Даже прикинула: что выйдет по деньгам? Результат её сразил. Деньги те же, но машину к подъезду доставляют уже подогретой. Не говоря уж о прочей мороке — размышляла она, счищая с капота снег. К тому же…
— Привет, — буквально остолбенела Юлька, подняв голову и обнаружив на поднятом дворнике белую ящерку. — А ты что за фифа?
Кроха твёрдо стояла на щётке дворника, даже не балансируя. Неисчислимые нитки-хвостики плясали вокруг хозяйки, выписывая кренделя. Прозрачные чуть золотистые глазки неотрывно пялились куда-то за спину Юльки. Там басовито и солидно рычала БМВ, что парковали напротив.
Пришлось обернуться: мало ли что? Хозяин Бэхи — его она знала только в лицо — подал машину вперёд, глянув по сторонам. Широкое лицо пожилого замкнутого мужчины напоминало Юльке какого-то актёра из голливудских фильмов середины прошлого века. Квадратный подбородок, пронзительный взгляд, сошедшиеся на переносице брови — полный фарш. С одинаковым успехом мог оказаться как генералом ФСБ так и боссом мафии.
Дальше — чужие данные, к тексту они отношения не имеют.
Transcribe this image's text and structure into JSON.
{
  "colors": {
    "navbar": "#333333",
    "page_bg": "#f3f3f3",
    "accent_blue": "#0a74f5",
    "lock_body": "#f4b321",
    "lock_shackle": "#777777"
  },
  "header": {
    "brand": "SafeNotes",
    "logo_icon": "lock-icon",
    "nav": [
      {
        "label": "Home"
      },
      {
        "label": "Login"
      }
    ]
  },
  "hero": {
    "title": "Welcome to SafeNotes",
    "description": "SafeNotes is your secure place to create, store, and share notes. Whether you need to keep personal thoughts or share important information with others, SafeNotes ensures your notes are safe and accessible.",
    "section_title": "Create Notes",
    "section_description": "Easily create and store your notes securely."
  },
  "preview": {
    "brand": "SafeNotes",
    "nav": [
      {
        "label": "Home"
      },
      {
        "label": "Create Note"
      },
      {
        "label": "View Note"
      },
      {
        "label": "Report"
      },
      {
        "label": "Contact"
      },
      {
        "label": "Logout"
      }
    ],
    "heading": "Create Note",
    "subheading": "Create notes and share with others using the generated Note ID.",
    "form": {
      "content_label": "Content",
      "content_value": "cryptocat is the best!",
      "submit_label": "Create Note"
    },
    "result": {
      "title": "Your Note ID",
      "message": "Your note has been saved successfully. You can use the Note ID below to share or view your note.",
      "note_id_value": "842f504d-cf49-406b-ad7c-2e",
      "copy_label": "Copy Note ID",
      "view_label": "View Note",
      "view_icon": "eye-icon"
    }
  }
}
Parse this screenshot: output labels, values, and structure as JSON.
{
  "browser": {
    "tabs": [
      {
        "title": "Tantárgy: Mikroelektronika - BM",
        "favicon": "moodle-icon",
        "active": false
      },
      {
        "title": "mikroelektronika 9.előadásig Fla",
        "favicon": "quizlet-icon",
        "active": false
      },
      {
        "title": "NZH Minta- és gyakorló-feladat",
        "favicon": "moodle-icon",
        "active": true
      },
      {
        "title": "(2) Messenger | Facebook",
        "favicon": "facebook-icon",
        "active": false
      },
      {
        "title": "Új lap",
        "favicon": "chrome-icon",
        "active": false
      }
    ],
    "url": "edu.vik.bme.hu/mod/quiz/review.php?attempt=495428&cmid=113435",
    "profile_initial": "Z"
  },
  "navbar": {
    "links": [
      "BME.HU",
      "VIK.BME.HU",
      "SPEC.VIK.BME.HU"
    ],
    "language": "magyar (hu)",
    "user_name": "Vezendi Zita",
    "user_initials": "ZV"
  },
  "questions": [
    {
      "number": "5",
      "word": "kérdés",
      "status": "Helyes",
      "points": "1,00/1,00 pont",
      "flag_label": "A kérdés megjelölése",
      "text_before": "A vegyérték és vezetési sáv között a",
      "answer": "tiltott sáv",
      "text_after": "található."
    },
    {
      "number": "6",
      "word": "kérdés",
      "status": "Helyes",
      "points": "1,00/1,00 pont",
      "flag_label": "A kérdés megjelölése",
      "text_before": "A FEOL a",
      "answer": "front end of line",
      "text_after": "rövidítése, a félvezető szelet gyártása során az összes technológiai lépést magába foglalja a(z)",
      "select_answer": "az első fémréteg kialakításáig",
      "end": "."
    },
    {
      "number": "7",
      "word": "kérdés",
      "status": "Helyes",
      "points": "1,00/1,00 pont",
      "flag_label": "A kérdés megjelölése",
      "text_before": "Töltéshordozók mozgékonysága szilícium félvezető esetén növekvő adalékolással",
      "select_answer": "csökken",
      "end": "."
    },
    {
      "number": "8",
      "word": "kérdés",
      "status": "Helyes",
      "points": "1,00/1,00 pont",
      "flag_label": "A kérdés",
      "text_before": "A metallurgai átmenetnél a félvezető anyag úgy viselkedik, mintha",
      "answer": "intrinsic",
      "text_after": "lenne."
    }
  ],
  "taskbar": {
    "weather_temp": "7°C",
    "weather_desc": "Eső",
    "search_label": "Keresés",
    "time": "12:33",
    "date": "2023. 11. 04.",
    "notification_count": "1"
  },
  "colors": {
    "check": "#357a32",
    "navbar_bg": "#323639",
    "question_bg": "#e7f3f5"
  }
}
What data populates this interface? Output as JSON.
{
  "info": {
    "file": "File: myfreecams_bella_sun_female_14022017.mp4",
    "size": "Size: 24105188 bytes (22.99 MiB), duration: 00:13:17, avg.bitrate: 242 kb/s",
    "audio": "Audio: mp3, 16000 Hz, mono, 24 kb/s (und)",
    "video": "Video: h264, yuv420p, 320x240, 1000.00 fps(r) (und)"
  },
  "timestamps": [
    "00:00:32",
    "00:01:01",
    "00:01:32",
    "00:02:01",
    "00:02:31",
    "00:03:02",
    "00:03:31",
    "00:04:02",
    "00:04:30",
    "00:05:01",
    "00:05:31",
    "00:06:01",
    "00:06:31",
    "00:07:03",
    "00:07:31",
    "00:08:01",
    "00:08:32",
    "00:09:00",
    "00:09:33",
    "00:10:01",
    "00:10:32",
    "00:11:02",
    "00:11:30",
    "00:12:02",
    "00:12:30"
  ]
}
Он всегда вежливо склонял при встрече голову, но ни разу не удостоил симпатичную женщину ни единым словом. Кивнул и в этот раз. Она кивнула в ответ, машинально отметив, что его лицо сегодня как-то особенно непрошибаемо бесстрастно. Впрочем, при свете фонаря через лобовуху чего только не померещится?
Юлька повернулась к своему «японцу», рыготание которого становилось всё мягче. Грейся-грейся, волчий хвост — одобрила она старания трудолюбивого движка. Протянула руку с щёткой к лобовухе, игнорируя внезапно заплясавшую ящерку. И тут…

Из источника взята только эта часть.